5. The apparatus of claim 1, wherein the processing circuitry is further configured to: determine a cached OCSP answer is expired, missing, or invalid; and generate a new OCSP request to the OCSP Responder.

6. The apparatus of claim 1, wherein the processing circuitry is further configured to set up a Certificate Manager to notify an OCSP Responder when a certificate is revoked.

7. The apparatus of claim 1, wherein the processing circuitry is further configured to: determine a cached OCSP answer is expired, missing, or invalidated; and request a new OCSP response from the OCSP Responder.

8. The apparatus of claim 1, wherein the processing circuitry is further configured to communicate with an NF producer that can receive a TLS connection request to look for a cached OCSP response in a Cache Manager or Repository.

9. The apparatus of claim 8, wherein the processing circuitry is further configured to receive certificate status in TLS connection answers from the NF producer.

10. A computer-readable medium storing computer-executable instructions which when executed by one or more processors result in performing operations comprising: decoding a certificate received by a network function (NF) consumer during a transport layer security (TLS) handshake; evaluating whether the certificate includes online certificate status protocol (OCSP) parameters by the NF consumer; and initiating an OCSP request to an OCSP responder or a cache manager based on a presence of the OCSP parameters in the certificate; and decoding an OCSP response from the OCSP responder or the cache manager.

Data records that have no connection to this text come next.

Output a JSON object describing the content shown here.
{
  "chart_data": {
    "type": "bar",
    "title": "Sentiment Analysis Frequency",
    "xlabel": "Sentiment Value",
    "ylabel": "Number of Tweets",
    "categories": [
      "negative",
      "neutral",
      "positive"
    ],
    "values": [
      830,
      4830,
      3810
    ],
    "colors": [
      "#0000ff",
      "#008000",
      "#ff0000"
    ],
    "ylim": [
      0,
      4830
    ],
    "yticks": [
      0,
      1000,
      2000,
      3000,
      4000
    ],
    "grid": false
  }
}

11. The computer-readable medium of claim 10, wherein the operations further comprise evaluating whether the OCSP response is valid.

12. The computer-readable medium of claim 11, wherein the operations further comprise storing the OCSP response in a Cache Manager or a Repository for a caching interval.

13. The computer-readable medium of claim 12, wherein the Cache Manager serves a cached OCSP response to the NF consumer within future TLS handshakes during a caching interval.

14. The computer-readable medium of claim 10, wherein the operations further comprise: determining a cached OCSP answer is expired, missing, or invalid; and generating a new OCSP request to the OCSP Responder.

15. The computer-readable medium of claim 10, wherein the operations further comprise setting up a Certificate Manager to notify an OCSP Responder when a certificate is revoked.

16. The computer-readable medium of claim 10, wherein the operations further comprise: determining a cached OCSP answer is expired, missing, or invalidated; and requesting a new OCSP response from the OCSP Responder.

17. The computer-readable medium of claim 10, wherein the operations further comprise communicating with an NF producer that can receive a TLS connection request to look for a cached OCSP response in a Cache Manager or Repository.

18. The computer-readable medium of claim 17, wherein the operations further comprise receiving certificate status in TLS connection answers from the NF producer.

19. A method comprising: decoding a certificate received by a network function (NF) consumer during a transport layer security (TLS) handshake; evaluating whether the certificate includes online certificate status protocol (OCSP) parameters by the NF consumer; and initiating an OCSP request to an OCSP responder or a cache manager based on a presence of the OCSP parameters in the certificate; and decoding an OCSP response from the OCSP responder or the cache manager.

20. The method of claim 19, further comprising evaluating whether the OCSP response is valid.